The boat bumped at last against the island's only dock. Perseus alighted at once, making his way through the familiar smells of rotting seaweed, and drying fish, towards the village wedged in the little that existed between mountain and sea.

I'm finally here, he thought, excitement and trepidation churning in his stomach, his eyes eating up the village so like his own, but different in one very important way: this village was the gateway to Medusa's lair.

At the base of the cliffs, at the edge of the string of houses, he spotted a taverna. His approached was closely watched by two older men sitting at a table out the front, playing knuckles bones in the sun as they sipped their wine. The building was built straight onto the cliff, with rough rock walls facing the sea, blocking out the strong sunlight. It was the only one, leanly profiting from the isolation of its meager clientele, and they clung to its services like the village itself clung to the base of the sea-besieged mountain isle. Inside it was dark, and pulling off his plebeian cap, Perseus paused for a moment to get used to the dimness after the hours of ocean sun. The other customers studied him quietly, appearing out of the shadows as his eyes adjusted, til finally he could discern the barman and approached him, requesting aught to quench his thirst, and news of Medusa.

"Medusa." The barman spat at her name. "She's a vile witch. She'll steal your soul and turn you to stone. Many's gone to take her and none returned. What you want with her?"

"Her head," Perseus replied steadily, pride refusing to let his fear show.

"Brave lad," the barman said, raising his eyebrows, "Many's a hero gone to collect her head and none returned. Good luck to you."

"Nay, don't seek her out," an older woman warned, rising from her table, and Perseus tried not to shrink away from the force of her gaze, "Keep away."

"I'll not be turned from my quest" he replied quietly, but not quite managing to meet her eyes, and turning to the others, "What can you tell me of her?"

"She is monstrous."

"Everything she sees she turns to stone."

A drunk sniggered, and the barman's wife took away his cup.

"If you want her so badly, lad, head for the marble peak," the barman said, refilling Perseus's cup, "She is said to be found in a valley thereabouts."

"And here," the barman's wife added, polishing her round bronze tray with a rag, and handing it to him with a sneering smile, "Boy's got no shield. You'll need something to protect yourself with!"

He took it, silent amongst their laughter, drained his cup and went to leave. But the older woman barred his path.

"Do not continue on your quest," she said, her voice low as if cursing him, "It will only bring ill."

"Leave him be, woman," the barman interrupted, "the boy wants to try his luck; let him. Are you selling your wares or not? Show me your herbs."
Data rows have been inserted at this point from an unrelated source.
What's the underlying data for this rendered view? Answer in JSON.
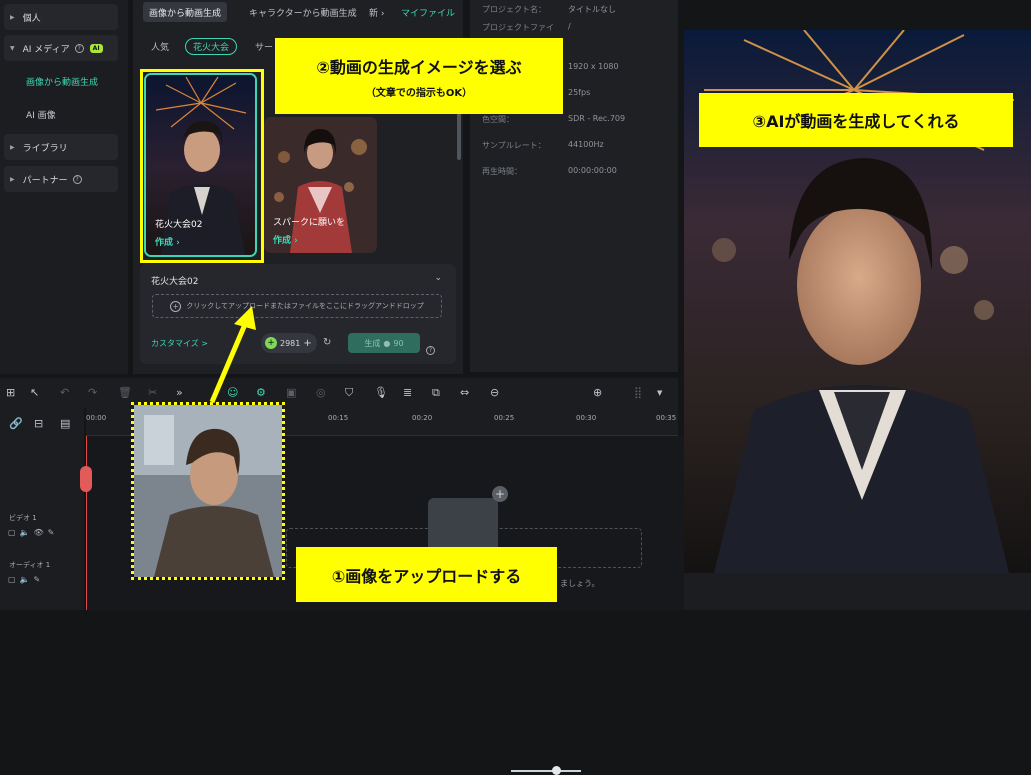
{
  "sidebar": {
    "items": [
      {
        "label": "個人"
      },
      {
        "label": "AI メディア",
        "badge": "AI"
      },
      {
        "label": "ライブラリ"
      },
      {
        "label": "パートナー"
      }
    ],
    "sub_items": [
      {
        "label": "画像から動画生成",
        "active": true
      },
      {
        "label": "AI 画像",
        "active": false
      }
    ]
  },
  "center": {
    "tabs": [
      "画像から動画生成",
      "キャラクターから動画生成",
      "新 ›",
      "マイファイル"
    ],
    "chips": [
      "人気",
      "花火大会",
      "サー"
    ],
    "cards": [
      {
        "title": "花火大会02",
        "action": "作成 ›"
      },
      {
        "title": "スパークに願いを",
        "action": "作成 ›"
      }
    ],
    "detail": {
      "title": "花火大会02",
      "drop_text": "クリックしてアップロードまたはファイルをここにドラッグアンドドロップ",
      "customize": "カスタマイズ >",
      "credits": "2981",
      "generate_label": "生成",
      "generate_cost": "90"
    }
  },
  "info": {
    "rows": [
      {
        "label": "プロジェクト名：",
        "value": "タイトルなし"
      },
      {
        "label": "プロジェクトファイ",
        "value": "/"
      },
      {
        "label": "",
        "value": "1920 x 1080"
      },
      {
        "label": "",
        "value": "25fps"
      },
      {
        "label": "色空間：",
        "value": "SDR - Rec.709"
      },
      {
        "label": "サンプルレート：",
        "value": "44100Hz"
      },
      {
        "label": "再生時間：",
        "value": "00:00:00:00"
      }
    ]
  },
  "timeline": {
    "ticks": [
      "00:00",
      "00:15",
      "00:20",
      "00:25",
      "00:30",
      "00:35"
    ],
    "tracks": [
      {
        "label": "ビデオ 1"
      },
      {
        "label": "オーディオ 1"
      }
    ],
    "drop_hint": "ましょう。"
  },
  "annotations": {
    "step1": "①画像をアップロードする",
    "step2_title": "②動画の生成イメージを選ぶ",
    "step2_sub": "（文章での指示もOK）",
    "step3": "③AIが動画を生成してくれる"
  },
  "colors": {
    "accent": "#3ed6b4",
    "highlight": "#ffff00",
    "badge": "#a8e63a"
  }
}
Perseus stepped around her and headed for the light. The drunk followed him out.

"I'll tell you, boy," he slurred , "I'll tell you a spell, a little rhyme, to help you out."
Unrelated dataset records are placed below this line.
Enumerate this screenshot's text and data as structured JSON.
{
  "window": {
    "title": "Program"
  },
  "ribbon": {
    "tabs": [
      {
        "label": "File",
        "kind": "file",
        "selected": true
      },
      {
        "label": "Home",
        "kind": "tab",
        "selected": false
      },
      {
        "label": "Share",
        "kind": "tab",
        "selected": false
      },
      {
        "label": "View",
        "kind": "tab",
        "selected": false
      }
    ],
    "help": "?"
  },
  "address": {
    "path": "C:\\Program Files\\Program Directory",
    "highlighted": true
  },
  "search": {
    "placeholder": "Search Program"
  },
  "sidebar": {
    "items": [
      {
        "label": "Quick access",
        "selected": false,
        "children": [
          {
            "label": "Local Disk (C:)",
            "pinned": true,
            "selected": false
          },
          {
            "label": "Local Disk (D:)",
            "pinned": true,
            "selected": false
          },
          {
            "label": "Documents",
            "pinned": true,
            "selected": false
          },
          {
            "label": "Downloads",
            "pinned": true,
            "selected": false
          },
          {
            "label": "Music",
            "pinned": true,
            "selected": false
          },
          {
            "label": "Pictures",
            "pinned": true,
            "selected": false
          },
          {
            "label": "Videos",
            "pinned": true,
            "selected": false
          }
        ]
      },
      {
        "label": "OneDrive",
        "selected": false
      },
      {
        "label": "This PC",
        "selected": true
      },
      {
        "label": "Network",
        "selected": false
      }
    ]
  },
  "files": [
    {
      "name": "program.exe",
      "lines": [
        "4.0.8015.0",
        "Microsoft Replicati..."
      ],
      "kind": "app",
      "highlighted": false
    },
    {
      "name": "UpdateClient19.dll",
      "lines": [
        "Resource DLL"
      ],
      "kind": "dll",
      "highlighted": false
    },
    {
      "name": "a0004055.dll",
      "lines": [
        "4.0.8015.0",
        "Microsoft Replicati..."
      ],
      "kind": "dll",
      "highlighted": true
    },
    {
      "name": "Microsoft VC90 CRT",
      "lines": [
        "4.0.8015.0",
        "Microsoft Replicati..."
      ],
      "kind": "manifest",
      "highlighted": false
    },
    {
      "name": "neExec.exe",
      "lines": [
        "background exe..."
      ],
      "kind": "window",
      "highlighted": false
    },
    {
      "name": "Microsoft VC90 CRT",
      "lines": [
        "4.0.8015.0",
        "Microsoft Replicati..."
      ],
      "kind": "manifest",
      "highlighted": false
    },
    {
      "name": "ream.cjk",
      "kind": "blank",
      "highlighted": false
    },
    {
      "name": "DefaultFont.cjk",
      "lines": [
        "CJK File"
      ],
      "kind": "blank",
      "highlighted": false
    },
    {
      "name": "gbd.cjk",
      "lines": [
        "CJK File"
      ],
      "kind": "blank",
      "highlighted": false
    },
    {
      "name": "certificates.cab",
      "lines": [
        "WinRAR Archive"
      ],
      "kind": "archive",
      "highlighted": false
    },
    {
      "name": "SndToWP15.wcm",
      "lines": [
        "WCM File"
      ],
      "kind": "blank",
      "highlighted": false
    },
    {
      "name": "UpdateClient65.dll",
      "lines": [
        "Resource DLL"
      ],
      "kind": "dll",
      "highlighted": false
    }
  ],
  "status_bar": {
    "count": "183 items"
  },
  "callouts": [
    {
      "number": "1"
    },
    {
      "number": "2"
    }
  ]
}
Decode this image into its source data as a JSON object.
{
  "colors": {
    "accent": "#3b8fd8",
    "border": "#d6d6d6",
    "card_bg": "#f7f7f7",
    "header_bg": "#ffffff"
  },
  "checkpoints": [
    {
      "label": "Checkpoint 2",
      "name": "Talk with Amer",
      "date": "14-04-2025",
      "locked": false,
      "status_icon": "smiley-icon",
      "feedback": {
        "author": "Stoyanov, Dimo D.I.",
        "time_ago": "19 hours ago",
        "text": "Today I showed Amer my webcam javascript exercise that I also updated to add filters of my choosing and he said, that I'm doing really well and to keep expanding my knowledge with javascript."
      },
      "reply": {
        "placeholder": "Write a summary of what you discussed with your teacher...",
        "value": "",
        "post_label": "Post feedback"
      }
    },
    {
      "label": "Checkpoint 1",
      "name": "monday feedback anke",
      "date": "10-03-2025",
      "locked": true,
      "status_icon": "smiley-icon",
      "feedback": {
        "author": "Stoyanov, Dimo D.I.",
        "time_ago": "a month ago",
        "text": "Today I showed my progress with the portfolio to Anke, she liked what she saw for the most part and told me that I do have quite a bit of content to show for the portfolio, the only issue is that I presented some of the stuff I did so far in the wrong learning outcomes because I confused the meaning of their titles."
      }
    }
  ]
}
Perseus paused, listening.

"There once was a girl called Medusa," the drunk started, grinning, "The king of the seas did seduce her-"
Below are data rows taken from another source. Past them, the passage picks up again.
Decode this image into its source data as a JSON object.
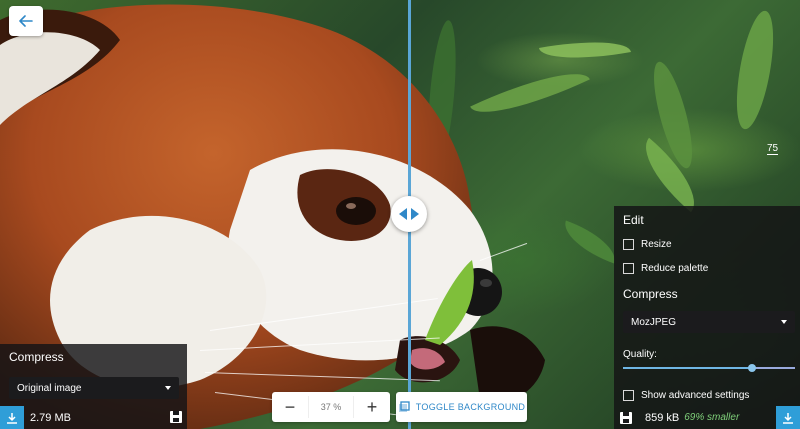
{
  "app": {
    "back_icon": "arrow-left-icon"
  },
  "left_panel": {
    "title": "Compress",
    "method_select": "Original image",
    "file_size": "2.79 MB",
    "download_icon": "download-icon",
    "save_icon": "save-icon"
  },
  "right_panel": {
    "edit_title": "Edit",
    "resize_label": "Resize",
    "reduce_palette_label": "Reduce palette",
    "compress_title": "Compress",
    "method_select": "MozJPEG",
    "quality_label": "Quality:",
    "quality_value": "75",
    "quality_level": 0.75,
    "advanced_label": "Show advanced settings",
    "file_size": "859 kB",
    "savings": "69% smaller",
    "download_icon": "download-icon",
    "save_icon": "save-icon"
  },
  "zoom": {
    "minus_label": "−",
    "value": "37",
    "unit": "%",
    "plus_label": "+"
  },
  "toggle": {
    "label": "TOGGLE BACKGROUND",
    "icon": "toggle-background-icon"
  },
  "colors": {
    "accent": "#2f9ed8",
    "divider": "#5aa6d6",
    "savings_text": "#7fd07a"
  }
}
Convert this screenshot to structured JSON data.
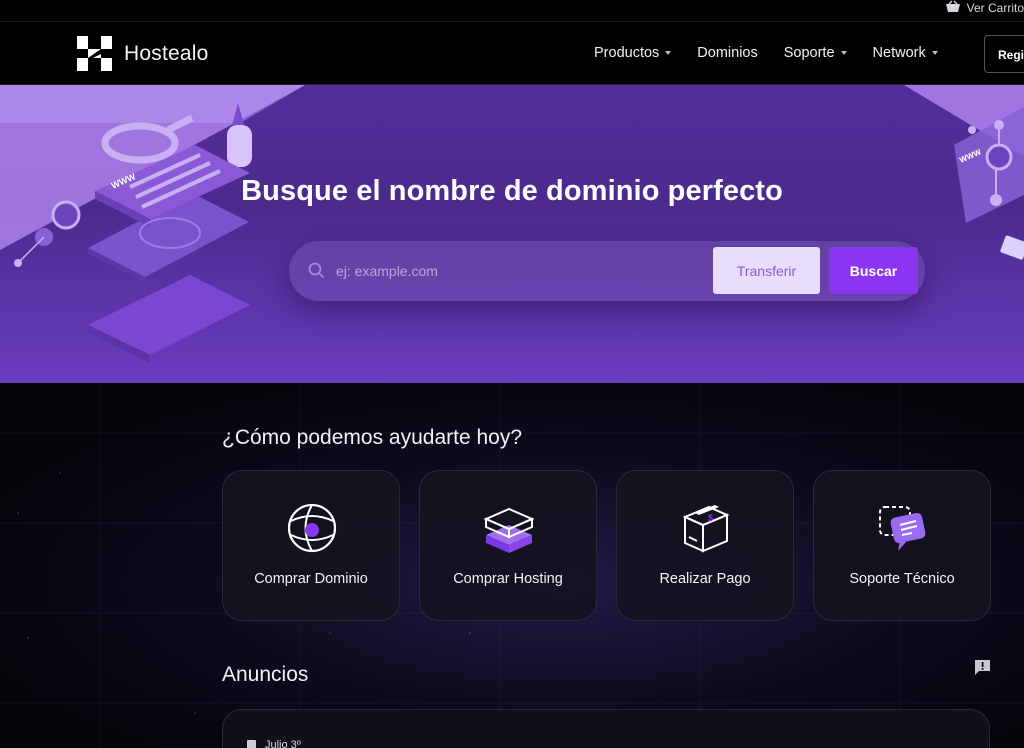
{
  "topbar": {
    "cart_label": "Ver Carrito"
  },
  "brand": {
    "name": "Hostealo"
  },
  "nav": {
    "items": [
      {
        "label": "Productos",
        "dropdown": true
      },
      {
        "label": "Dominios",
        "dropdown": false
      },
      {
        "label": "Soporte",
        "dropdown": true
      },
      {
        "label": "Network",
        "dropdown": true
      }
    ],
    "register_label": "Registrarse"
  },
  "hero": {
    "title": "Busque el nombre de dominio perfecto",
    "search_placeholder": "ej: example.com",
    "transfer_label": "Transferir",
    "search_label": "Buscar",
    "illustration_left_label": "WWW",
    "illustration_right_label": "WWW"
  },
  "help": {
    "title": "¿Cómo podemos ayudarte hoy?",
    "cards": [
      {
        "label": "Comprar Dominio",
        "icon": "globe-icon"
      },
      {
        "label": "Comprar Hosting",
        "icon": "server-stack-icon"
      },
      {
        "label": "Realizar Pago",
        "icon": "payment-box-icon"
      },
      {
        "label": "Soporte Técnico",
        "icon": "chat-bubbles-icon"
      }
    ]
  },
  "announcements": {
    "title": "Anuncios",
    "first_date": "Julio 3º"
  },
  "colors": {
    "accent": "#8a35f0",
    "hero_bg": "#4b2a8c",
    "page_bg": "#05040a"
  }
}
"Get away from me, you wretch," Perseus muttered, turning away from him in disgust, caring not for his doggerel verse. But the drunk sang after him, louder and louder, laughing.

"Not jealous by half,

Athena did laugh

To what monstrousness her wrath had reduced her!"

Perseus refused to be swayed by their jeers or their warnings. In appearance, at least. Inside, his heart beat loud as he faced the final leg of his quest.